Предполагается, что для эукариот альтернативный сплайсинг — очень важный шаг на пути к повышению эффективности экспрессии генов, поскольку он даёт возможность хранить информацию более экономно. Один ген может давать начало нескольким белкам, а не одному, поэтому одно и то же разнообразие протеома можно получить с генома существенно меньшего размера[3]. Это также обеспечивает эволюционную гибкость. Единственная точечная мутация может привести к включению или исключению экзона из транскрипта, благодаря чему может быть получена новая изоформа белка без потери его основной формы[3]. Обнаружены действительно неупорядоченные регионы, которые содержат много неконститутивных экзонов, поэтому изоформы белка могут выполнять новые функции, изменяя функциональные модули в этих местах[43][44][45]. Сравнительные оценки показывают, что возникновение альтернативного сплайсинга в ходе эволюции предшествовало появлению многоклеточности; предполагают, что альтернативный сплайсинг был одним из средств, обеспечивающих возникновение многоклеточных организмов[46].
Исследования в рамках проекта «Геном человека», а также других проектов по секвенированию геномов показали, что геном человека всего лишь на 30 % больше генома нематоды Caenorhabditis elegans и всего лишь в два раза больше, чем у плодовой мушки Drosophila melanogaster. Эти данные наводят на мысль, что сложность человека и позвоночных животных вообще может быть связана с более активным, по сравнению с беспозвоночными, использованию альтернативного сплайсинга[47][48]. Однако дальнейшее изучение геномных последовательностей человека, мыши, крысы, коровы, D. melanogaster, C. elegans и растения Arabidopsis thaliana показало, что между человеком и другими эукариотами не наблюдается значительной разницы в использовании альтернативного сплайсинга[49]. Имеются, впрочем, сведения, что полученные данные представляют собой артефакт, связанный с неравномерным включением в сравнительный анализ последовательностей комплементарной ДНК, взятых у различных организмов. При сравнении частот использования альтернативного сплайсинга для случайных выборок генов, полученных от сравниваемых организмов, оказалось, что у позвоночных альтернативный сплайсинг всё же встречается чаще, чем у беспозвоночных[50].
Клиническое значение
[править | править код]Изменения в аппарате процессинга РНК могут приводить к нарушениям сплайсинга многих транскриптов, а однонуклеотидные замены в сайтах сплайсинга или цис-регуляторных сайтах сплайсинга приводят к различиям в сплайсинге одного и того же гена, как и при сплайсинге транскрипта мутировавшего гена. В работе 2005 года было показано, что свыше 60 % мутаций, приводящих к развитию болезней, влияют не на саму кодирующую последовательность, а на сплайсинг[51]. Показано также, что примерно треть наследственных заболеваний связана с нарушениями сплайсинга[25].

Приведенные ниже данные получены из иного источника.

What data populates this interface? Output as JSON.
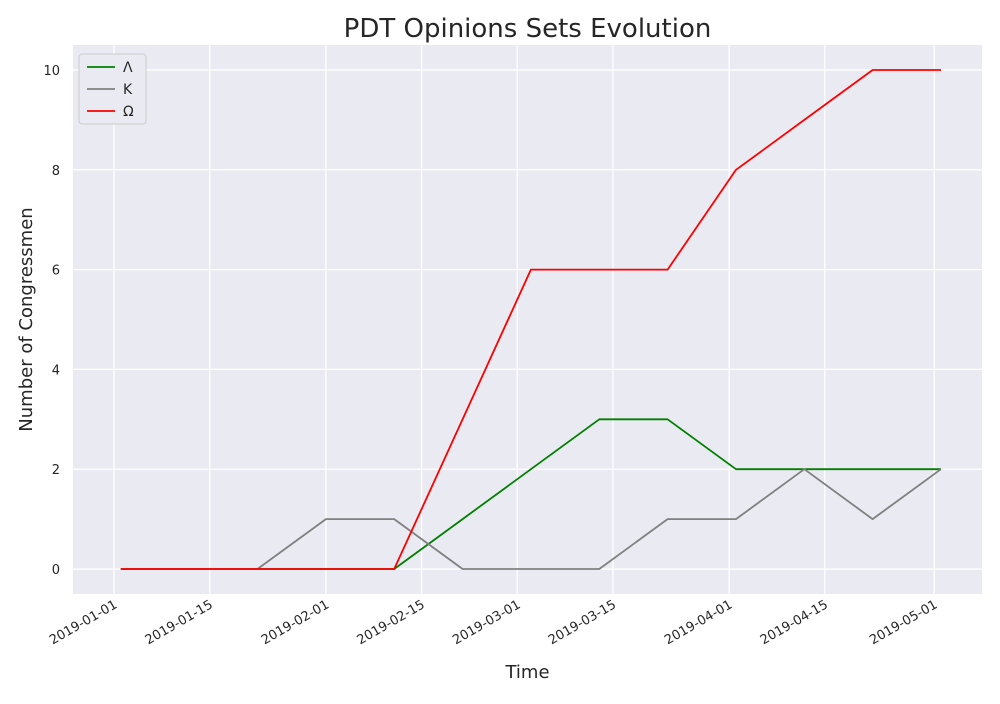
{
  "chart_data": {
    "type": "line",
    "title": "PDT Opinions Sets Evolution",
    "xlabel": "Time",
    "ylabel": "Number of Congressmen",
    "x": [
      "2019-01-02",
      "2019-01-12",
      "2019-01-22",
      "2019-02-01",
      "2019-02-11",
      "2019-02-21",
      "2019-03-03",
      "2019-03-13",
      "2019-03-23",
      "2019-04-02",
      "2019-04-12",
      "2019-04-22",
      "2019-05-02"
    ],
    "series": [
      {
        "name": "Λ",
        "color": "#008000",
        "values": [
          0,
          0,
          0,
          0,
          0,
          1,
          2,
          3,
          3,
          2,
          2,
          2,
          2
        ]
      },
      {
        "name": "K",
        "color": "#808080",
        "values": [
          0,
          0,
          0,
          1,
          1,
          0,
          0,
          0,
          1,
          1,
          2,
          1,
          2
        ]
      },
      {
        "name": "Ω",
        "color": "#ff0000",
        "values": [
          0,
          0,
          0,
          0,
          0,
          3,
          6,
          6,
          6,
          8,
          9,
          10,
          10
        ]
      }
    ],
    "xlim": [
      "2018-12-26",
      "2019-05-08"
    ],
    "ylim": [
      -0.5,
      10.5
    ],
    "xticks": [
      "2019-01-01",
      "2019-01-15",
      "2019-02-01",
      "2019-02-15",
      "2019-03-01",
      "2019-03-15",
      "2019-04-01",
      "2019-04-15",
      "2019-05-01"
    ],
    "yticks": [
      0,
      2,
      4,
      6,
      8,
      10
    ],
    "grid": true,
    "legend_position": "top-left",
    "colors": {
      "plot_background": "#eaeaf2",
      "grid": "#ffffff"
    }
  }
}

Аномально сплайсированные мРНК встречаются в заметной доле раковых клеток[7][8][10]. Анализ RNA-Seq и протеомов показал выраженные различия в экспрессии сплайсинговых изоформ тех белков, которые участвуют в сигнальных путях, связанных с развитием рака[52]. Неизвестно, влияют ли нарушения сплайсинга на развития рака напрямую, или же они являются следствием поломки клеточных процессов в связи с переходом к раковому росту. Отмечено, что при некоторых видах рака — таких, как рак толстой кишки или рак простаты, количество ошибок в сплайсинге у разных пациентов значительно варьировало; данный феномен назвали транскриптомной нестабильностью[53][54].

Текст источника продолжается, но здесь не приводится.